How expert guidelines have influenced TAVR vs. SAVR decisions
Surgical aortic valve replacement (SAVR) utilization has declined since the introduction of transcatheter aortic valve replacement (TAVR). However, according to new data presented at the American Association for Thoracic Surgery (AATS) 106th Annual Meeting in Chicago, SAVR started to regain momentum around the time the 2020 American College of Cardiology (ACC)/American Heart Association (AHA) guidelines on valvular heart disease were released.
Sean Nguyen, MD, a researcher at the University of Minnesota, presented these data at the AATS conference.
"These findings suggest room to expand the use of SAVR in select patients under 80 and support the need for long-term outcomes of guideline-based valvular care," he said.
The study also found that inpatient mortality and major adverse cardiac events (MACE) after SAVR remain unchanged after guideline recommendations were implemented.
The 2020 guideline included recommendations for when to use SAVR vs. TAVR based on a heart team's decision that focuses more on age, life expectancy and valve durability and less on traditional surgical risk scores. SAVR is recommended for patients younger than 65 with a life expectancy of more than 20 years. SAVR, meanwhile, was no longer recommended in patients age 80 and older with a life expectancy of less than 10 years.
On the other hand, there is a gray area for the ages of 65 to 80 where TAVR or SAVR may be the best option.
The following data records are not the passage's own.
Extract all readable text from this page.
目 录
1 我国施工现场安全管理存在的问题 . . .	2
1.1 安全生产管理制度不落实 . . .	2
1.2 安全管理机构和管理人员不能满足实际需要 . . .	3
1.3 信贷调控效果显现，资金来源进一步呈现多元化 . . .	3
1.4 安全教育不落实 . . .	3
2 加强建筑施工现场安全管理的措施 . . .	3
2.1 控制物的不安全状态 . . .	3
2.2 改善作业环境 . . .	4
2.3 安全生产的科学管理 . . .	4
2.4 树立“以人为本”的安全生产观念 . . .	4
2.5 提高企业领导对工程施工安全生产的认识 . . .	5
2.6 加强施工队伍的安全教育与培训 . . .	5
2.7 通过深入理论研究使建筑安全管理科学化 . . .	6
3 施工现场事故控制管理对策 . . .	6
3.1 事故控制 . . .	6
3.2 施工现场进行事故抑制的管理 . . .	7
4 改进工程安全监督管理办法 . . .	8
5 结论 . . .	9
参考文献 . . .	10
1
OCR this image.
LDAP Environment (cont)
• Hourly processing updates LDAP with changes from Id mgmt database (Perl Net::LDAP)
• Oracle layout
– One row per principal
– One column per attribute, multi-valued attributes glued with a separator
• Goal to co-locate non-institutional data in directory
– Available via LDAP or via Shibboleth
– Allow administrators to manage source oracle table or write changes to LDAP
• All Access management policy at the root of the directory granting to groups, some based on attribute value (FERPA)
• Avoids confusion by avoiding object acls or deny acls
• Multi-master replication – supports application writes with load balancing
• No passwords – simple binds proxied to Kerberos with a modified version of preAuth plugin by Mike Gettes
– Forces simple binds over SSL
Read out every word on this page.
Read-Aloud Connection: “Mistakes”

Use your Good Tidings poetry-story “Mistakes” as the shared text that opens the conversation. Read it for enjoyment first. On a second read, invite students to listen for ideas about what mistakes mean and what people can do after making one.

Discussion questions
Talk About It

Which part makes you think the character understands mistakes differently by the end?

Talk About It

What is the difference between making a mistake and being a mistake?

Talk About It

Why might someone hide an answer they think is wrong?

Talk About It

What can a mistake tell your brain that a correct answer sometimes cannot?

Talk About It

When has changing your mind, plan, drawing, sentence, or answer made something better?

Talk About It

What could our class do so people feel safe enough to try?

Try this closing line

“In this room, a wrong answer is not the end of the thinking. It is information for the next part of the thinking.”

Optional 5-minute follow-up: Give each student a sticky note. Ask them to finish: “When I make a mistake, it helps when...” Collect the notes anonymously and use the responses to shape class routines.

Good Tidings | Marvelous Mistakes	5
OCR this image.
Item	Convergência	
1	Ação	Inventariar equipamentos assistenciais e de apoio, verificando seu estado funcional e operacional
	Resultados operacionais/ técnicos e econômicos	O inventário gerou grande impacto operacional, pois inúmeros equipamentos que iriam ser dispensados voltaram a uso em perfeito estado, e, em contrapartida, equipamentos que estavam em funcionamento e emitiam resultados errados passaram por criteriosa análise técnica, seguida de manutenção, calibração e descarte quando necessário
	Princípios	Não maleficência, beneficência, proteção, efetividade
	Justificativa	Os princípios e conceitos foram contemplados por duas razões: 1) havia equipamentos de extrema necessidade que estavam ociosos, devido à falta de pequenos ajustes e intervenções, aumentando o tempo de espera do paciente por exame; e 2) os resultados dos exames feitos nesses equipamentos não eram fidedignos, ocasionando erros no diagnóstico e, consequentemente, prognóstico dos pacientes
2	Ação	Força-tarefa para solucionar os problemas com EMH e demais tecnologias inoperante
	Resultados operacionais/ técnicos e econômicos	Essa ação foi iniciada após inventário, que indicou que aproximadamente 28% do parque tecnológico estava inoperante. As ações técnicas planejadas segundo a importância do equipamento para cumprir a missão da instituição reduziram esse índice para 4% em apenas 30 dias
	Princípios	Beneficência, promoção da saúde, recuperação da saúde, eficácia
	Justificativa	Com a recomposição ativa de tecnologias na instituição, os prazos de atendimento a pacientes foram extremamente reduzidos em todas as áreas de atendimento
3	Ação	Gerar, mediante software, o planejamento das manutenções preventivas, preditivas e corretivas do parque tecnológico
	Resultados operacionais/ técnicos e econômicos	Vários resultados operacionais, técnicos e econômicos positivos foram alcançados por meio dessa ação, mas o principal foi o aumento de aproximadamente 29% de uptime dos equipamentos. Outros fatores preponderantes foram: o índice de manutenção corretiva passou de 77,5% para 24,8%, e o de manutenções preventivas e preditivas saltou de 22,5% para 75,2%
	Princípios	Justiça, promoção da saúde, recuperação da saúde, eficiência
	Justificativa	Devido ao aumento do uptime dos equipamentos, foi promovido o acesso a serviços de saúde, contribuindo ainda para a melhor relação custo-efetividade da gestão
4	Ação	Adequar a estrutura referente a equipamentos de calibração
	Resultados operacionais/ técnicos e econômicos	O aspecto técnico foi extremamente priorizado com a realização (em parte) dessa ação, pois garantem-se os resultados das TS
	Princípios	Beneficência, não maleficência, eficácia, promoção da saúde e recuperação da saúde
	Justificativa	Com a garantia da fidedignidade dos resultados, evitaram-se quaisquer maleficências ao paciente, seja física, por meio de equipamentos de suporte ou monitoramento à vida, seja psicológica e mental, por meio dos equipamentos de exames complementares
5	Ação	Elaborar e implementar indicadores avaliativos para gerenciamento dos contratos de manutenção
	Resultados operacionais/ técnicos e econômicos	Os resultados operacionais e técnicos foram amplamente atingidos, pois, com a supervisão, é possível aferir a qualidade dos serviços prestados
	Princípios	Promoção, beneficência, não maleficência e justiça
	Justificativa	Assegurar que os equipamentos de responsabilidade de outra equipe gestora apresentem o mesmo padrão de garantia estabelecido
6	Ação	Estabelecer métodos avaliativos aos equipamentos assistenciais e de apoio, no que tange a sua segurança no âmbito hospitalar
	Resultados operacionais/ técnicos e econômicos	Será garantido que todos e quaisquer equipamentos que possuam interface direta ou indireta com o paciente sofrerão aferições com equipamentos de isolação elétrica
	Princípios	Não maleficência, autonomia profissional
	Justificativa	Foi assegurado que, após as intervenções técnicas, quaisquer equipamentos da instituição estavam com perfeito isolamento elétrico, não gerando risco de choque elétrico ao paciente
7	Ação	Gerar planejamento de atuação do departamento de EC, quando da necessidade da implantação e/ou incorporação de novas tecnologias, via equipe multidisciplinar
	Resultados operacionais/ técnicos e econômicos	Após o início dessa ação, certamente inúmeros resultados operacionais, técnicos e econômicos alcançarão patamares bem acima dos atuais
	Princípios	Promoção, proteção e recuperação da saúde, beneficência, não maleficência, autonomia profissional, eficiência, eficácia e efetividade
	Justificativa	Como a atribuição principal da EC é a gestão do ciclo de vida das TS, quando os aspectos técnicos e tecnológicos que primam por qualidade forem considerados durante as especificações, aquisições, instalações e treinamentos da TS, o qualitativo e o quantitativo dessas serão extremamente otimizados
That's where shared decision-making plays a major role.
Nguyen said this gray area also offers possible growth for SAVR under the argument that younger patients should have surgery first so that later valve replacements when a patient is older and more frail can be done using minimally invasive TAVR.
Nguyen presented data on the changes in the age of patients receiving TAVR and SAVR. Aortic valve replacement volumes have really started to rise in patients age 50 and older, with the majority of procedures getting replacements between ages 65 and 85. Pre-guideline TAVR and SAVR patient volumes intersected at about age 70, and SAVR was still being used in a sizable number of patients over age 85.
But following the guideline publication, the intersection of volumes moved to about age 64, as TAVR picked up more of these younger patients. SAVR numbers also noticeably dropped for all patient age groups after age 64, and SAVR numbers completely drop off around age 85 as TAVR took over in all of these older, high-risk patients.
The data also show that while TAVR continued to increase in volume through 2022, SAVR volume stabilized and plateaued in 2020, prior to the publication of the guidelines late in the year.
To look at the impact of the guideline change for this study, researchers pulled data between 2016-2022 from the National Inpatient Sample, the largest publicly available all-payer, inpatient hospital database. It includes 97% of the U.S. population.